Note that the point of creating these models was not to create a model for future prediction–we will do that at the machine learning section (which is below this section) instead. The models created here were purely for interpretability. As such, although my first, second, and third models had \(R^2\) values of 0.2164, 0.1542 and 0.1551, respectively–which are very low \(R^2\) values–I was not bothered.

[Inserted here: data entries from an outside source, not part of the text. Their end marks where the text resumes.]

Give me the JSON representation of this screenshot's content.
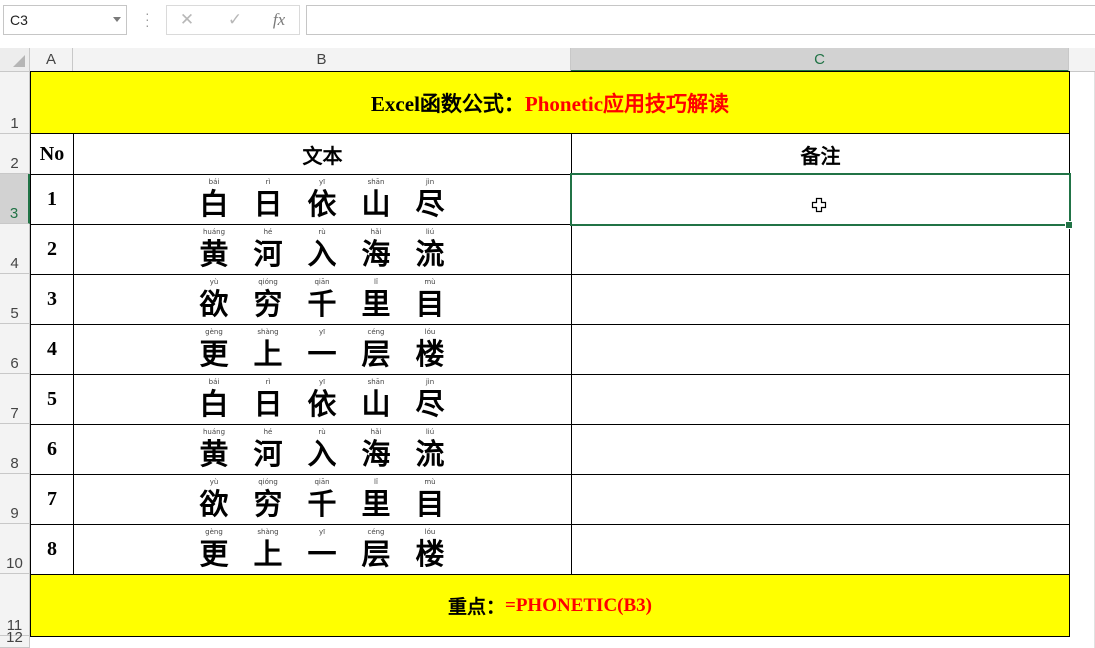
{
  "name_box": {
    "value": "C3"
  },
  "formula_bar": {
    "cancel_icon": "✕",
    "enter_icon": "✓",
    "fx_label": "fx",
    "formula": ""
  },
  "columns": [
    "A",
    "B",
    "C"
  ],
  "rows": [
    "1",
    "2",
    "3",
    "4",
    "5",
    "6",
    "7",
    "8",
    "9",
    "10",
    "11",
    "12"
  ],
  "selected_cell": "C3",
  "title": {
    "black": "Excel函数公式：",
    "red": "Phonetic应用技巧解读"
  },
  "headers": {
    "no": "No",
    "text": "文本",
    "note": "备注"
  },
  "data_rows": [
    {
      "no": "1",
      "chars": [
        [
          "白",
          "bái"
        ],
        [
          "日",
          "rì"
        ],
        [
          "依",
          "yī"
        ],
        [
          "山",
          "shān"
        ],
        [
          "尽",
          "jìn"
        ]
      ],
      "note": ""
    },
    {
      "no": "2",
      "chars": [
        [
          "黄",
          "huáng"
        ],
        [
          "河",
          "hé"
        ],
        [
          "入",
          "rù"
        ],
        [
          "海",
          "hǎi"
        ],
        [
          "流",
          "liú"
        ]
      ],
      "note": ""
    },
    {
      "no": "3",
      "chars": [
        [
          "欲",
          "yù"
        ],
        [
          "穷",
          "qióng"
        ],
        [
          "千",
          "qiān"
        ],
        [
          "里",
          "lǐ"
        ],
        [
          "目",
          "mù"
        ]
      ],
      "note": ""
    },
    {
      "no": "4",
      "chars": [
        [
          "更",
          "gèng"
        ],
        [
          "上",
          "shàng"
        ],
        [
          "一",
          "yī"
        ],
        [
          "层",
          "céng"
        ],
        [
          "楼",
          "lóu"
        ]
      ],
      "note": ""
    },
    {
      "no": "5",
      "chars": [
        [
          "白",
          "bái"
        ],
        [
          "日",
          "rì"
        ],
        [
          "依",
          "yī"
        ],
        [
          "山",
          "shān"
        ],
        [
          "尽",
          "jìn"
        ]
      ],
      "note": ""
    },
    {
      "no": "6",
      "chars": [
        [
          "黄",
          "huáng"
        ],
        [
          "河",
          "hé"
        ],
        [
          "入",
          "rù"
        ],
        [
          "海",
          "hǎi"
        ],
        [
          "流",
          "liú"
        ]
      ],
      "note": ""
    },
    {
      "no": "7",
      "chars": [
        [
          "欲",
          "yù"
        ],
        [
          "穷",
          "qióng"
        ],
        [
          "千",
          "qiān"
        ],
        [
          "里",
          "lǐ"
        ],
        [
          "目",
          "mù"
        ]
      ],
      "note": ""
    },
    {
      "no": "8",
      "chars": [
        [
          "更",
          "gèng"
        ],
        [
          "上",
          "shàng"
        ],
        [
          "一",
          "yī"
        ],
        [
          "层",
          "céng"
        ],
        [
          "楼",
          "lóu"
        ]
      ],
      "note": ""
    }
  ],
  "footer": {
    "black": "重点：",
    "red": "=PHONETIC(B3)"
  },
  "colors": {
    "highlight": "#ffff00",
    "accent_red": "#ff0000",
    "selection_green": "#217346"
  },
  "icons": {
    "cursor": "cell-select-cross-icon"
  }
}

All of the predictors had an extremely small p-values (less than 1e-16), which hints at the fact that it is very likely that there is a difference in grade-to-grade transitions between people of different grades, between Indigenous and non Indigenous students, between special needs and non special students, and between students of public and private/independent schools. The coefficients of our models tell us more about these differences. The first model suggests that Indigenous students had a 2.502% lower mean rate of successful transitions, while our second model suggested that students with special needs have a 1.126% lower mean rate of successful transitions compared to their non-Indigenous and non-special needs counterparts, respectively. Looking at the coefficients for the grades for all of our models, we can also see that our model suggests that students in high school (BC high school starts at grade 8) are significantly less likely to transition to their next grade compared to their elementary school counterparts. This is probably due to the riskier behaviors certain high school students have, which may result them getting in all sorts of trouble. Lastly, our model suggests that the transition rate for public schools is smaller than that of private schools, but this different is fairly negligible. This provides a nice answer to our first question at a school level.
As we will be training a machine learning model on a dataset at the school level, it is worth doing some exploratory data analysis on that dataset. Note that as the dataset that we will use for the machine learning model is the result of merging several datasets, and as some datasets cover a different range of years, the machine learning dataset will only cover years from 2006 and 2016.
Below is an interactive plot showing how the number of full time educators in a district and the average class size for a grade group in a school may have an effect on the grade transition rates. You can change the year and the grade of interest through the dropdown menu. One observation we can make is that the lower grade transition rates are often located on the bottom (i.e., relatively low number of students for a grade group) and for relatively high grades, like grade 11.